Сашка Лебедев - Астафьев Виктор Петрович 3 стр.


…Из темноты коридора возникли два солдата, один в кровище, почти без сознания, другой с орденами и медалями, страшно озабоченный. Они медленно и настойчиво продвигались к опрокинутому ящику. На нем сидела тетка с волосатой бородавкой на челюсти. Она ставила крестики на подорожных, выдавала по кругляшку мыла, с вазелиновую баночку величиной.
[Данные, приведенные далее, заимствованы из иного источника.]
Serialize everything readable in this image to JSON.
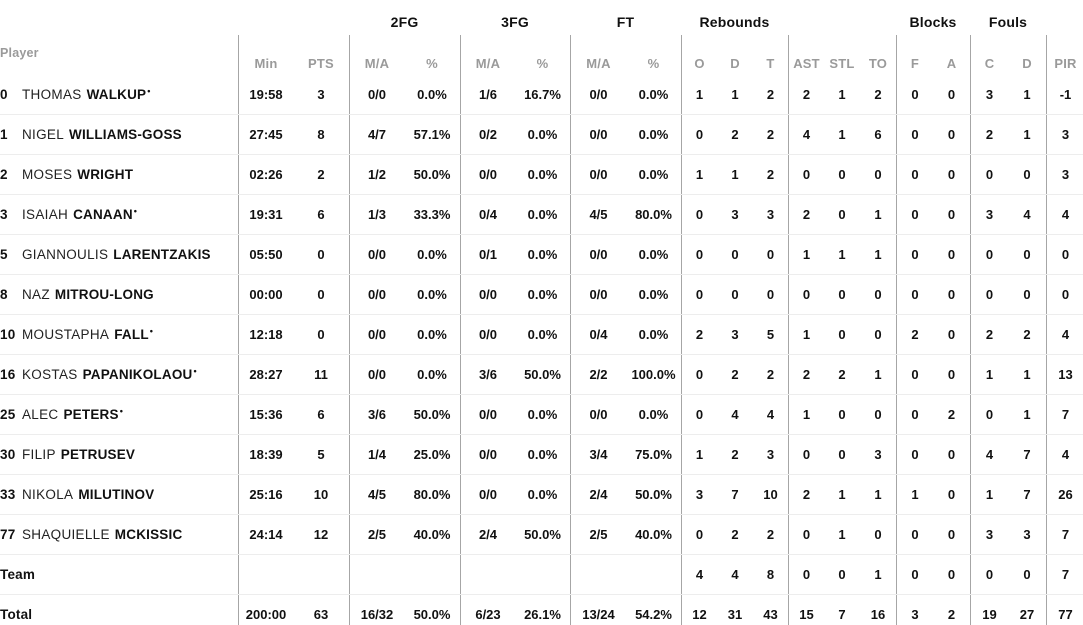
{
  "colors": {
    "text": "#111111",
    "muted": "#9a9a9a",
    "vline": "#a6a6a6",
    "hline": "#ededed",
    "bg": "#ffffff"
  },
  "table": {
    "group_headers": {
      "fg2": "2FG",
      "fg3": "3FG",
      "ft": "FT",
      "rebounds": "Rebounds",
      "blocks": "Blocks",
      "fouls": "Fouls"
    },
    "col_headers": {
      "player": "Player",
      "min": "Min",
      "pts": "PTS",
      "ma": "M/A",
      "pct": "%",
      "reb_o": "O",
      "reb_d": "D",
      "reb_t": "T",
      "ast": "AST",
      "stl": "STL",
      "to": "TO",
      "blk_f": "F",
      "blk_a": "A",
      "foul_c": "C",
      "foul_d": "D",
      "pir": "PIR"
    },
    "starter_mark": "•",
    "rows": [
      {
        "num": "0",
        "first": "THOMAS",
        "last": "WALKUP",
        "starter": true,
        "min": "19:58",
        "pts": "3",
        "fg2ma": "0/0",
        "fg2pct": "0.0%",
        "fg3ma": "1/6",
        "fg3pct": "16.7%",
        "ftma": "0/0",
        "ftpct": "0.0%",
        "ro": "1",
        "rd": "1",
        "rt": "2",
        "ast": "2",
        "stl": "1",
        "to": "2",
        "bf": "0",
        "ba": "0",
        "fc": "3",
        "fd": "1",
        "pir": "-1"
      },
      {
        "num": "1",
        "first": "NIGEL",
        "last": "WILLIAMS-GOSS",
        "starter": false,
        "min": "27:45",
        "pts": "8",
        "fg2ma": "4/7",
        "fg2pct": "57.1%",
        "fg3ma": "0/2",
        "fg3pct": "0.0%",
        "ftma": "0/0",
        "ftpct": "0.0%",
        "ro": "0",
        "rd": "2",
        "rt": "2",
        "ast": "4",
        "stl": "1",
        "to": "6",
        "bf": "0",
        "ba": "0",
        "fc": "2",
        "fd": "1",
        "pir": "3"
      },
      {
        "num": "2",
        "first": "MOSES",
        "last": "WRIGHT",
        "starter": false,
        "min": "02:26",
        "pts": "2",
        "fg2ma": "1/2",
        "fg2pct": "50.0%",
        "fg3ma": "0/0",
        "fg3pct": "0.0%",
        "ftma": "0/0",
        "ftpct": "0.0%",
        "ro": "1",
        "rd": "1",
        "rt": "2",
        "ast": "0",
        "stl": "0",
        "to": "0",
        "bf": "0",
        "ba": "0",
        "fc": "0",
        "fd": "0",
        "pir": "3"
      },
      {
        "num": "3",
        "first": "ISAIAH",
        "last": "CANAAN",
        "starter": true,
        "min": "19:31",
        "pts": "6",
        "fg2ma": "1/3",
        "fg2pct": "33.3%",
        "fg3ma": "0/4",
        "fg3pct": "0.0%",
        "ftma": "4/5",
        "ftpct": "80.0%",
        "ro": "0",
        "rd": "3",
        "rt": "3",
        "ast": "2",
        "stl": "0",
        "to": "1",
        "bf": "0",
        "ba": "0",
        "fc": "3",
        "fd": "4",
        "pir": "4"
      },
      {
        "num": "5",
        "first": "GIANNOULIS",
        "last": "LARENTZAKIS",
        "starter": false,
        "min": "05:50",
        "pts": "0",
        "fg2ma": "0/0",
        "fg2pct": "0.0%",
        "fg3ma": "0/1",
        "fg3pct": "0.0%",
        "ftma": "0/0",
        "ftpct": "0.0%",
        "ro": "0",
        "rd": "0",
        "rt": "0",
        "ast": "1",
        "stl": "1",
        "to": "1",
        "bf": "0",
        "ba": "0",
        "fc": "0",
        "fd": "0",
        "pir": "0"
      },
      {
        "num": "8",
        "first": "NAZ",
        "last": "MITROU-LONG",
        "starter": false,
        "min": "00:00",
        "pts": "0",
        "fg2ma": "0/0",
        "fg2pct": "0.0%",
        "fg3ma": "0/0",
        "fg3pct": "0.0%",
        "ftma": "0/0",
        "ftpct": "0.0%",
        "ro": "0",
        "rd": "0",
        "rt": "0",
        "ast": "0",
        "stl": "0",
        "to": "0",
        "bf": "0",
        "ba": "0",
        "fc": "0",
        "fd": "0",
        "pir": "0"
      },
      {
        "num": "10",
        "first": "MOUSTAPHA",
        "last": "FALL",
        "starter": true,
        "min": "12:18",
        "pts": "0",
        "fg2ma": "0/0",
        "fg2pct": "0.0%",
        "fg3ma": "0/0",
        "fg3pct": "0.0%",
        "ftma": "0/4",
        "ftpct": "0.0%",
        "ro": "2",
        "rd": "3",
        "rt": "5",
        "ast": "1",
        "stl": "0",
        "to": "0",
        "bf": "2",
        "ba": "0",
        "fc": "2",
        "fd": "2",
        "pir": "4"
      },
      {
        "num": "16",
        "first": "KOSTAS",
        "last": "PAPANIKOLAOU",
        "starter": true,
        "min": "28:27",
        "pts": "11",
        "fg2ma": "0/0",
        "fg2pct": "0.0%",
        "fg3ma": "3/6",
        "fg3pct": "50.0%",
        "ftma": "2/2",
        "ftpct": "100.0%",
        "ro": "0",
        "rd": "2",
        "rt": "2",
        "ast": "2",
        "stl": "2",
        "to": "1",
        "bf": "0",
        "ba": "0",
        "fc": "1",
        "fd": "1",
        "pir": "13"
      },
      {
        "num": "25",
        "first": "ALEC",
        "last": "PETERS",
        "starter": true,
        "min": "15:36",
        "pts": "6",
        "fg2ma": "3/6",
        "fg2pct": "50.0%",
        "fg3ma": "0/0",
        "fg3pct": "0.0%",
        "ftma": "0/0",
        "ftpct": "0.0%",
        "ro": "0",
        "rd": "4",
        "rt": "4",
        "ast": "1",
        "stl": "0",
        "to": "0",
        "bf": "0",
        "ba": "2",
        "fc": "0",
        "fd": "1",
        "pir": "7"
      },
      {
        "num": "30",
        "first": "FILIP",
        "last": "PETRUSEV",
        "starter": false,
        "min": "18:39",
        "pts": "5",
        "fg2ma": "1/4",
        "fg2pct": "25.0%",
        "fg3ma": "0/0",
        "fg3pct": "0.0%",
        "ftma": "3/4",
        "ftpct": "75.0%",
        "ro": "1",
        "rd": "2",
        "rt": "3",
        "ast": "0",
        "stl": "0",
        "to": "3",
        "bf": "0",
        "ba": "0",
        "fc": "4",
        "fd": "7",
        "pir": "4"
      },
      {
        "num": "33",
        "first": "NIKOLA",
        "last": "MILUTINOV",
        "starter": false,
        "min": "25:16",
        "pts": "10",
        "fg2ma": "4/5",
        "fg2pct": "80.0%",
        "fg3ma": "0/0",
        "fg3pct": "0.0%",
        "ftma": "2/4",
        "ftpct": "50.0%",
        "ro": "3",
        "rd": "7",
        "rt": "10",
        "ast": "2",
        "stl": "1",
        "to": "1",
        "bf": "1",
        "ba": "0",
        "fc": "1",
        "fd": "7",
        "pir": "26"
      },
      {
        "num": "77",
        "first": "SHAQUIELLE",
        "last": "MCKISSIC",
        "starter": false,
        "min": "24:14",
        "pts": "12",
        "fg2ma": "2/5",
        "fg2pct": "40.0%",
        "fg3ma": "2/4",
        "fg3pct": "50.0%",
        "ftma": "2/5",
        "ftpct": "40.0%",
        "ro": "0",
        "rd": "2",
        "rt": "2",
        "ast": "0",
        "stl": "1",
        "to": "0",
        "bf": "0",
        "ba": "0",
        "fc": "3",
        "fd": "3",
        "pir": "7"
      },
      {
        "num": "Team",
        "first": "",
        "last": "",
        "starter": false,
        "type": "team",
        "min": "",
        "pts": "",
        "fg2ma": "",
        "fg2pct": "",
        "fg3ma": "",
        "fg3pct": "",
        "ftma": "",
        "ftpct": "",
        "ro": "4",
        "rd": "4",
        "rt": "8",
        "ast": "0",
        "stl": "0",
        "to": "1",
        "bf": "0",
        "ba": "0",
        "fc": "0",
        "fd": "0",
        "pir": "7"
      },
      {
        "num": "Total",
        "first": "",
        "last": "",
        "starter": false,
        "type": "total",
        "min": "200:00",
        "pts": "63",
        "fg2ma": "16/32",
        "fg2pct": "50.0%",
        "fg3ma": "6/23",
        "fg3pct": "26.1%",
        "ftma": "13/24",
        "ftpct": "54.2%",
        "ro": "12",
        "rd": "31",
        "rt": "43",
        "ast": "15",
        "stl": "7",
        "to": "16",
        "bf": "3",
        "ba": "2",
        "fc": "19",
        "fd": "27",
        "pir": "77"
      }
    ]
  }
}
После этого можно было уже беспрепятственно следовать туда, где призывным набатом гремели тазы, шумела вода, ахал и охал ошалелый от радости народ.

Им оставалось совсем недалеко до ящика, до тетки, но тут, на последнем рубеже, перехватил их банный чин, тот самый старший сержант, что выходил время от времени глашатаем на крыльцо:

— Э-э, орлы! Разок надули регистратуру, и хватит! Больше номер не пройдет! Понятно? В очередь, в очередь!

— Я бы твою маму! — прошипел Сашка и, потолкавшись еще меж народа, убедился, что с помощью «маневра» тут в самом деле не пролезешь. Он встал в очередь. Олег за ним.

Они проскучали еще часок. Олегу всадили второй укол против столбняка, потому что он не взял справку в санроте, где уже принял такой укол. У Сашки справка была, а укола не было, и он по этому поводу малость развеселился и сказал, что второй укол ставят вовсе не от столбняка, а от идеализма, только не говорят про это.

Наконец Сашка и Олег попали в тошнотворно пахнущую прожарку. Стон и ругань стояли в прожарке. Люди раздевались, помогая друг другу. То и дело слышалось: «Куда лапами лезешь!», «Потерпи маленько!», «За рану не цапай!», «Ты чего шеперишься? Чего толкаешься в бок?», «О-о-ййй, гад! Где у тебя глаза-а?!», «Осторожно отдирай, осторожно. Отмочить бы… Рви! Не могу больше!»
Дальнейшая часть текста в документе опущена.